Office
How to Keep Codex Background Jobs Running Without Stale Terminals (bgmon)
Solve terminal drop and stale-session failures in Codex workflows using bgmon detached execution, durable logs, and explicit RUNNING/DEAD/STALE state checks.
Published: 2026-02-10 · Last updated: 2026-02-10
Estimated read time: 5 min
The exact failure mode in long Codex sessions is not model quality, it is terminal fragility. If a PTY disconnects, you need job state that survives the shell, not shell history. bgmon solves this by persisting job metadata in ~/.bgmon/jobs/*.json and streaming stdout/stderr to durable logs in ~/.bgmon/logs/*.log.

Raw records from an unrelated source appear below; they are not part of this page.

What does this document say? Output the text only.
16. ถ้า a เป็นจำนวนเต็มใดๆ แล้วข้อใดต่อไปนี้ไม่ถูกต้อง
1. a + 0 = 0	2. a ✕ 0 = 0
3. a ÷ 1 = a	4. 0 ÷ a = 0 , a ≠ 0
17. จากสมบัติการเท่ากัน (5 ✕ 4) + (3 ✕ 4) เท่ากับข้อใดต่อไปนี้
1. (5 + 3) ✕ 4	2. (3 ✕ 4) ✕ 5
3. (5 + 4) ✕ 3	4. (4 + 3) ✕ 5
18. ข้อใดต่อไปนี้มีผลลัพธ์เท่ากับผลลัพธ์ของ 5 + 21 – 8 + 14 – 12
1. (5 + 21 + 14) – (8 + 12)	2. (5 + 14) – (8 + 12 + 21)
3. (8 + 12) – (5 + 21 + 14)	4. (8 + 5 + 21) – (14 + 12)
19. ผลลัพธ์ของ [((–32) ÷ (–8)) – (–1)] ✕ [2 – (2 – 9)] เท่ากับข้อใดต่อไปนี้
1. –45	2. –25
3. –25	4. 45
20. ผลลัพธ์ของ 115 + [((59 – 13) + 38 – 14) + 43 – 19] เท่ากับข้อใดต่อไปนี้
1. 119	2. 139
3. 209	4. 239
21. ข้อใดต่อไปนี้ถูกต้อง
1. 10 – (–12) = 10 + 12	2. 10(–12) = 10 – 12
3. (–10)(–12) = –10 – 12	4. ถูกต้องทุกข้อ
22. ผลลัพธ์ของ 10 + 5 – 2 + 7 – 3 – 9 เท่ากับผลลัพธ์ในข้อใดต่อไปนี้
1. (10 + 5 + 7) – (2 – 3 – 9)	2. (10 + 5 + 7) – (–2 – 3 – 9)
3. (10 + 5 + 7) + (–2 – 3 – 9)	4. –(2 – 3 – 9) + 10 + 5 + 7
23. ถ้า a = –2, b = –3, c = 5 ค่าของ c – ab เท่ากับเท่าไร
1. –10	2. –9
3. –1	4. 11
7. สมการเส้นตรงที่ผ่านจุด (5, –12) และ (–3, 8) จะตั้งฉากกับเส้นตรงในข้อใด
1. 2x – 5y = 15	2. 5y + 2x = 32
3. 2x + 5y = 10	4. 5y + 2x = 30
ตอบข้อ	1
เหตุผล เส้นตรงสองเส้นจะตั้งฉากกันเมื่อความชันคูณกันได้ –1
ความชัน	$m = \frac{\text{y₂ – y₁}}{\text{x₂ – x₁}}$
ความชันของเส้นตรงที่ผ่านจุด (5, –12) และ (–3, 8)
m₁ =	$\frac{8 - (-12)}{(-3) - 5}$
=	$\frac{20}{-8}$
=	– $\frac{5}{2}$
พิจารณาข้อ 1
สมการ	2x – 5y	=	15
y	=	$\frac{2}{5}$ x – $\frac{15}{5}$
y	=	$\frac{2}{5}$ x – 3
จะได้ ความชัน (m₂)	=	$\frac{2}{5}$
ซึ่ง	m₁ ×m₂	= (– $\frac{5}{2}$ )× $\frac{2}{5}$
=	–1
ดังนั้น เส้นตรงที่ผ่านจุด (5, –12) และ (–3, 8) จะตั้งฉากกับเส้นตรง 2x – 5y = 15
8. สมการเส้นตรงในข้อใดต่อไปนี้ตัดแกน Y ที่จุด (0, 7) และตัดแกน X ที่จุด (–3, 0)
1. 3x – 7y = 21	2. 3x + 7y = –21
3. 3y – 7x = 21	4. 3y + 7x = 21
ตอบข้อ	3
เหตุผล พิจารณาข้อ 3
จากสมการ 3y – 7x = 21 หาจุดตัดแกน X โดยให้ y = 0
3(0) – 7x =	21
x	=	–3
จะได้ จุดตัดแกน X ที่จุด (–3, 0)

In our live MolLEO pipeline, this pattern keeps the control chain deterministic. At one point the optimizer and follow-on stage were both active and inspectable from state, not from a still-open terminal:
NAME STATUS PID
c180_tuned_01_molleo_window_stage_01 RUNNING 530760
c180_tuned_01_window_to_deep04_post_01 RUNNING 567133
Launch is intentionally detached and session-safe: bgmon uses a new process session, no controlling stdin, and explicit log routing so work continues across reconnects.
proc = subprocess.Popen(
cmd,
stdin=subprocess.DEVNULL,
stdout=log_f,
stderr=subprocess.STDOUT,
cwd=args.cwd,
start_new_session=True,
close_fds=True,
)
It also defends against PID reuse. On status and stop operations, bgmon re-checks /proc/<pid>/stat starttime jiffies and marks the job STALE if the PID was recycled by another process, which prevents accidental signaling of unrelated work.
if cur != expected_starttime:
return (False, True) # stale pid reuse
With this control loop, workflows become queueable and composable: start stage A, watch deterministic status, tail logs, then trigger stage B from a post-hook. That is why bgmon is a must-have Codex operator tool for multi-hour and multi-day pipelines.
Internal links
- Index: /office
- Sibling: Output buffering and replay for long-running sessions
- Sibling: How CTOs increase LLM throughput (8-shard proof)
- Contact: /contact/
Scope boundary
This note covers: detached job control and workflow chaining for Codex and CLI pipelines.
This note excludes: strategy logic, crawler internals, and any execution policy beyond job lifecycle control.